Nordstrom Promotes New CMO, Switches Local Expansion Plans



Nordstrom is filling out its marketing team, promoting Deniz Anders to chief marketing officer and hiring Nina Barjesteh to oversee its private-label efforts.

The announcements follow a reshuffle that started earlier this spring, with the retirement of CMO Scott Meden and the departure of Geevy Thomas, who had been president of Nordstrom Rack, its discount division.

Anders, who has also been promoted to senior vice president, has been with the Seattle retailer for over 20 years. She will oversee all marketing efforts, including brand programs, digital marketing, creative strategy and corporate affairs. She had been vice president of marketing.

Barjesteh, president of the Nordstrom Product Group, joins from a similar role at Dick's Sporting Goods. She had also been at Rue 21 and Target. She'll oversee the company's private label efforts, including Nordstrom Made.



In April, the company also announced that Jamie Nordstrom would move into the new role of chief stores officer, including overseeing the strategy and operations strategy at Nordstrom Rack.

The changes come as Nordstrom continues to follow a different path than most retailers, focusing on its omnichannel strength as it looks for new ways to build on its customer-service credentials.

In addition to its fleet of Nordstrom and Nordstrom Rack stores, "we have a big, robust digital business and one we've been investing in for quite some time," said Erik Nordstrom, chief executive officer, in remarks made at a recent presentation for Telsey Advisory Group. "But the key to our model is the connection of those assets. We believe, for quite some time, that is how customers shop."

He said that while digital has allowed the company to deliver well on convenience, it's still looking for new ways to make customers feel the brand understands them.

"We think where we really need to separate ourselves is in connection, where our customer feels that we know them and feels that the journey is not just about transactional efficiency," he said.

Part of that is the expansion of Local, its small service hubs located in high-penetration areas like Los Angeles and New York.

Nordstrom has been experimenting and expanding the concept since 2017 but has only a handful, including a pop-up version that opened this year in the Hamptons. The small-footprint stores offer services that include alterations, curbside pickup, gift-wrapping, manicures and easy exchanges for online orders.
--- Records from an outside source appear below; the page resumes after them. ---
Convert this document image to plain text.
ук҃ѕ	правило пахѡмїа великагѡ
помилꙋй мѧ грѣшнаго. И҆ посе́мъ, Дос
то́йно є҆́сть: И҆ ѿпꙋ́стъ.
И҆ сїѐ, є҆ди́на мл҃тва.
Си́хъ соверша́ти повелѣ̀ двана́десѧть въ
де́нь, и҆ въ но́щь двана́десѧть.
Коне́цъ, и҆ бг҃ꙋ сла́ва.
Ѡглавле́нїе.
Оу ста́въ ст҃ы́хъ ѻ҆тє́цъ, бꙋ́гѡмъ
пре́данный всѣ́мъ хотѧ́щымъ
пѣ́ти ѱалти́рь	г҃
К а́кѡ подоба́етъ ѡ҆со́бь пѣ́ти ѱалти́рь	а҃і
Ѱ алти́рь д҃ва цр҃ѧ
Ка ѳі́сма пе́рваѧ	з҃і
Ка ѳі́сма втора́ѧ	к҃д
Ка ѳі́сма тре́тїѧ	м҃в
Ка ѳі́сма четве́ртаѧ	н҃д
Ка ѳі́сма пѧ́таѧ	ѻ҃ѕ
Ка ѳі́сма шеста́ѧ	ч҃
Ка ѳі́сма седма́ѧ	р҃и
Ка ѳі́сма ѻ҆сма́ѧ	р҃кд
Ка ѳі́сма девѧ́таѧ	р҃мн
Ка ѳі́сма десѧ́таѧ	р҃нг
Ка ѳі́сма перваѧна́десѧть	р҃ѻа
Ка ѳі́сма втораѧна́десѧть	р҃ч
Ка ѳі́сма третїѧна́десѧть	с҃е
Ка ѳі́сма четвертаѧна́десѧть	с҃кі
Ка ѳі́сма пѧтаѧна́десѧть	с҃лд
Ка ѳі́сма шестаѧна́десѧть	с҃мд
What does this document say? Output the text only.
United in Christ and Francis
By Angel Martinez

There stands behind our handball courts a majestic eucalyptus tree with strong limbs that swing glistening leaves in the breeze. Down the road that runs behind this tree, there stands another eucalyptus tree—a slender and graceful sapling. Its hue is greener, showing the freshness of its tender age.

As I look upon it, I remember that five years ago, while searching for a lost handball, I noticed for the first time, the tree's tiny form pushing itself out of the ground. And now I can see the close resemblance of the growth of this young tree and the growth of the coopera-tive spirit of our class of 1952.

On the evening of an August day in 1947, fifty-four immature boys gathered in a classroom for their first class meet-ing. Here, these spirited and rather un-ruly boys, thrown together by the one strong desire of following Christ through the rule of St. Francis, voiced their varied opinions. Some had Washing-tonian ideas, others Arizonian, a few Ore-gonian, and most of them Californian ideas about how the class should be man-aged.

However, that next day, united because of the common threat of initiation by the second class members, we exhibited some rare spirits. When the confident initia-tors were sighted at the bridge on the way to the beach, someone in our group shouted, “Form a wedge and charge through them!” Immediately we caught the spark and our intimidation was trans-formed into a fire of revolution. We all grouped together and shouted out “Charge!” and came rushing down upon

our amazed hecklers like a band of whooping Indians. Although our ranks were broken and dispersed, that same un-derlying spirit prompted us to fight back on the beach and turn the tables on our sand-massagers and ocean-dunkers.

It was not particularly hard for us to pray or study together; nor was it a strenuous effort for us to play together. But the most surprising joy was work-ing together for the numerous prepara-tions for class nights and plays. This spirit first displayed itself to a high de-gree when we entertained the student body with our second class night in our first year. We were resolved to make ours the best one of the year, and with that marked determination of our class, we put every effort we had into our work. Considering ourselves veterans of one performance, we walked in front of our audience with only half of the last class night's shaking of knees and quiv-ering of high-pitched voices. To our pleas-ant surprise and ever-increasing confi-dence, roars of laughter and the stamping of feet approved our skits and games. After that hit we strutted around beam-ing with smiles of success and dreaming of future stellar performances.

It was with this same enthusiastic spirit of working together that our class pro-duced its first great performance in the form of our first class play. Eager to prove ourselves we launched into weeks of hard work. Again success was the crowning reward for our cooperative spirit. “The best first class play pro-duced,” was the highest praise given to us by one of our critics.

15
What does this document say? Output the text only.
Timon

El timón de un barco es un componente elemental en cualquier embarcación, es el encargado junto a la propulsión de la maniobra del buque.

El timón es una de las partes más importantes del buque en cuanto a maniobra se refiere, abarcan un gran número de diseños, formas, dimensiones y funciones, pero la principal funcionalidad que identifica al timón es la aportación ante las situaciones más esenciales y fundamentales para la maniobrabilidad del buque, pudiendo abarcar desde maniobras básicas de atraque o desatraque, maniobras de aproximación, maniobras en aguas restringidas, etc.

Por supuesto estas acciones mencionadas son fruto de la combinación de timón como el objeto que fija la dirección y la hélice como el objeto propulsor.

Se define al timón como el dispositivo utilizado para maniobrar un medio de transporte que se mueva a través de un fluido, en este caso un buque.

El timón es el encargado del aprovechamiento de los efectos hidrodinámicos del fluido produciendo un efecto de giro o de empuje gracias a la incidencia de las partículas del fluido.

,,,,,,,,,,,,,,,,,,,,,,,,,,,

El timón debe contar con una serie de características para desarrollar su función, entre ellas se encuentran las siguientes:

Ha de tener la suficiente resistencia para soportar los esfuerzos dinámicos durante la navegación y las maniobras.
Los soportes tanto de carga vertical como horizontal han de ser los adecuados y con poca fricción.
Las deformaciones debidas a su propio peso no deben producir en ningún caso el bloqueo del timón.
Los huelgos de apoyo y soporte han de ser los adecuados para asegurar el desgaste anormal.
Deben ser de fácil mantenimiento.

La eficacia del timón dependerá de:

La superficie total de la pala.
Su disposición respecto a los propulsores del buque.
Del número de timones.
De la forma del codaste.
"We haven't opened as many in the last couple of years," as the company continues to analyze which services have the most impact, Nordstrom told investors. It's now looking at adding these service hubs to some of its 250 Nordstrom Rack locations.

The retailer is also analyzing its biggest markets, considering making them hubs for pick up and returns for Nordstrom and Nordstrom Rack orders and alterations.